60/04 Arbeitsrecht allgemein;
62 Arbeitsmarktverwaltung;

Norm

AuslBG §4 Abs1;
AuslBG §4 Abs6 idF 1991/684;

Betreff

Der Verwaltungsgerichtshof hat durch den Vorsitzenden Senatspräsident Dr. Fürnsinn und die Hofräte Dr. Höß und Dr. Fuchs als Richter, im Beisein des Schriftführers Mag. Leitner, über die Beschwerde des Dr. F, Rechtsanwalt in W, gegen den Bescheid des Landesarbeitsamtes Wien vom 11. Jänner 1994, Zl. IIc/6702 B, betreffend Beschäftigungsbewilligung nach dem Ausländerbeschäftigungsgesetz, zu Recht erkannt:

Spruch

Der angefochtene Bescheid wird wegen Rechtswidrigkeit infolge Verletzung von Verfahrensvorschriften aufgehoben.

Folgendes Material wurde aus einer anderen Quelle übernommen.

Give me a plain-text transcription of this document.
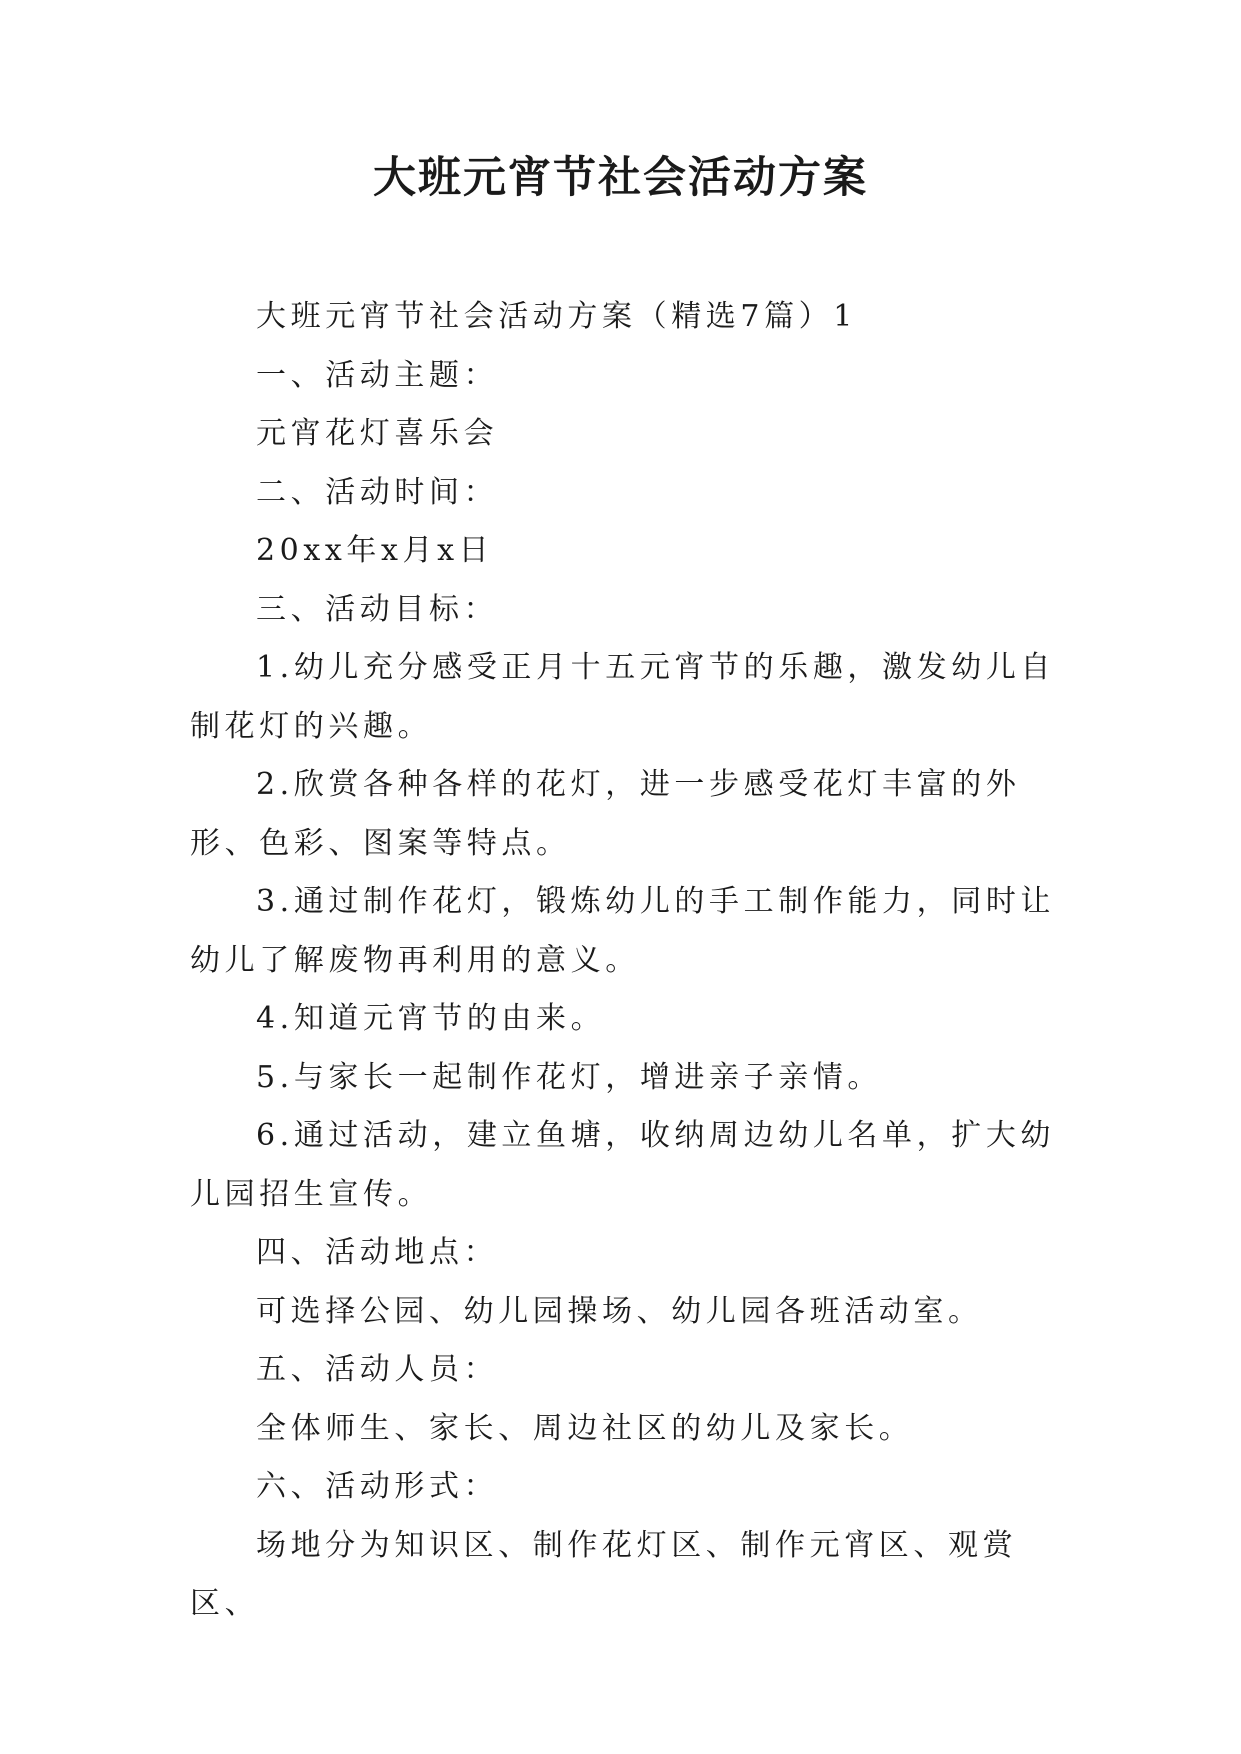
大班元宵节社会活动方案

大班元宵节社会活动方案（精选7篇）1

一、活动主题：

元宵花灯喜乐会

二、活动时间：

20xx年x月x日

三、活动目标：

1.幼儿充分感受正月十五元宵节的乐趣，激发幼儿自制花灯的兴趣。

2.欣赏各种各样的花灯，进一步感受花灯丰富的外形、色彩、图案等特点。

3.通过制作花灯，锻炼幼儿的手工制作能力，同时让幼儿了解废物再利用的意义。

4.知道元宵节的由来。

5.与家长一起制作花灯，增进亲子亲情。

6.通过活动，建立鱼塘，收纳周边幼儿名单，扩大幼儿园招生宣传。

四、活动地点：

可选择公园、幼儿园操场、幼儿园各班活动室。

五、活动人员：

全体师生、家长、周边社区的幼儿及家长。

六、活动形式：

场地分为知识区、制作花灯区、制作元宵区、观赏区、
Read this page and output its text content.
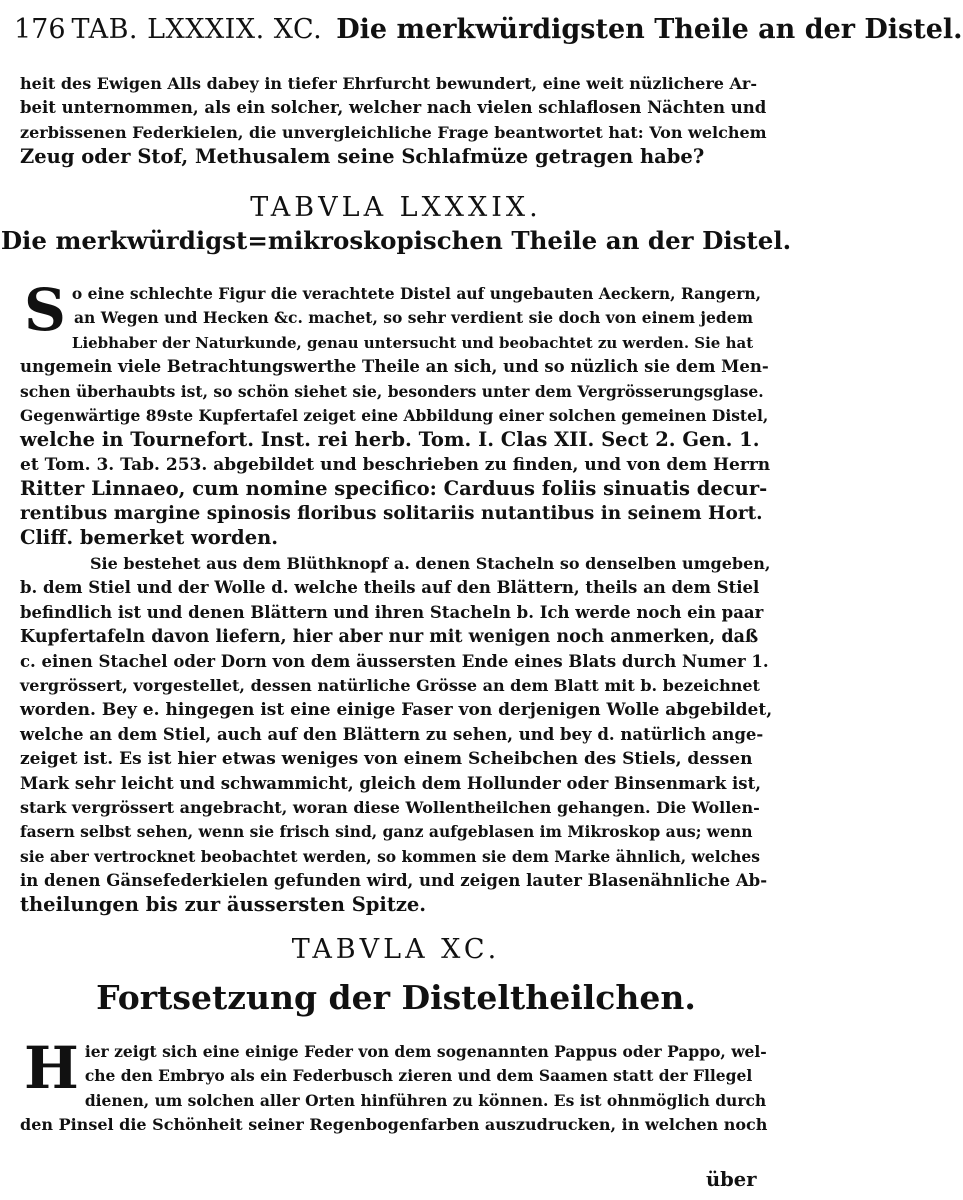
176 TAB. LXXXIX. XC. Die merkwürdigsten Theile an der Distel.
heit des Ewigen Alls dabey in tiefer Ehrfurcht bewundert, eine weit nüzlichere Ar-
beit unternommen, als ein solcher, welcher nach vielen schlaflosen Nächten und
zerbissenen Federkielen, die unvergleichliche Frage beantwortet hat: Von welchem
Zeug oder Stof, Methusalem seine Schlafmüze getragen habe?
TABVLA LXXXIX.
Die merkwürdigst=mikroskopischen Theile an der Distel.
S o eine schlechte Figur die verachtete Distel auf ungebauten Aeckern, Rangern,
an Wegen und Hecken &c. machet, so sehr verdient sie doch von einem jedem
Liebhaber der Naturkunde, genau untersucht und beobachtet zu werden. Sie hat
ungemein viele Betrachtungswerthe Theile an sich, und so nüzlich sie dem Men-
schen überhaubts ist, so schön siehet sie, besonders unter dem Vergrösserungsglase.
Gegenwärtige 89ste Kupfertafel zeiget eine Abbildung einer solchen gemeinen Distel,
welche in Tournefort. Inst. rei herb. Tom. I. Clas XII. Sect 2. Gen. 1.
et Tom. 3. Tab. 253. abgebildet und beschrieben zu finden, und von dem Herrn
Ritter Linnaeo, cum nomine specifico: Carduus foliis sinuatis decur-
rentibus margine spinosis floribus solitariis nutantibus in seinem Hort.
Cliff. bemerket worden.
Sie bestehet aus dem Blüthknopf a. denen Stacheln so denselben umgeben,
b. dem Stiel und der Wolle d. welche theils auf den Blättern, theils an dem Stiel
befindlich ist und denen Blättern und ihren Stacheln b. Ich werde noch ein paar
Kupfertafeln davon liefern, hier aber nur mit wenigen noch anmerken, daß
c. einen Stachel oder Dorn von dem äussersten Ende eines Blats durch Numer 1.
vergrössert, vorgestellet, dessen natürliche Grösse an dem Blatt mit b. bezeichnet
worden. Bey e. hingegen ist eine einige Faser von derjenigen Wolle abgebildet,
welche an dem Stiel, auch auf den Blättern zu sehen, und bey d. natürlich ange-
zeiget ist. Es ist hier etwas weniges von einem Scheibchen des Stiels, dessen
Mark sehr leicht und schwammicht, gleich dem Hollunder oder Binsenmark ist,
stark vergrössert angebracht, woran diese Wollentheilchen gehangen. Die Wollen-
fasern selbst sehen, wenn sie frisch sind, ganz aufgeblasen im Mikroskop aus; wenn
sie aber vertrocknet beobachtet werden, so kommen sie dem Marke ähnlich, welches
in denen Gänsefederkielen gefunden wird, und zeigen lauter Blasenähnliche Ab-
theilungen bis zur äussersten Spitze.
TABVLA XC.
Fortsetzung der Disteltheilchen.
H ier zeigt sich eine einige Feder von dem sogenannten Pappus oder Pappo, wel-
che den Embryo als ein Federbusch zieren und dem Saamen statt der Fllegel
dienen, um solchen aller Orten hinführen zu können. Es ist ohnmöglich durch
den Pinsel die Schönheit seiner Regenbogenfarben auszudrucken, in welchen noch
über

Der Bund hat dem Beschwerdeführer Aufwendungen in der Höhe von S 12.890,-- binnen zwei Wochen bei sonstiger Exekution zu ersetzen. Das Mehrbegehren wird abgewiesen.

Begründung

Der Beschwerdeführer beantragte am 3. September 1992 die Erteilung einer Beschäftigungsbewilligung nach dem Ausländerbeschäftigungsgesetz (AuslBG) für P (Staatsangehörigkeit "CSFR") für die berufliche Tätigkeit als Au-Pair-Mädchen.

Den Antrag lehnte das zuständige Arbeitsamt mit Bescheid vom 28. September 1992 gemäß § 4 Abs. 6 iVm § 4 Abs. 1 AuslBG ab. Aufgrund der Ergebnisse des Ermittlungsverfahrens sei davon auszugehen, daß auf dem relevanten Teilarbeitsmarkt der "Au-Pair" Arbeitssuchende vorgemerkt seien und für eine Vermittlung in Betracht kämen. Es spreche daher die Lage auf dem Arbeitsmarkt gegen die Erteilung der Beschäftigungsbewilligung. Auch habe der Vermittlungsausschuß die Erteilung einer Beschäftigungsbewilligung nicht befürwortet und darüber hinaus habe das "Ermittlungsverfahren" ergeben, daß keine der in § 4 Abs. 6 Z. 2 bis 4 AuslBG vorgesehenen Voraussetzungen vorliege.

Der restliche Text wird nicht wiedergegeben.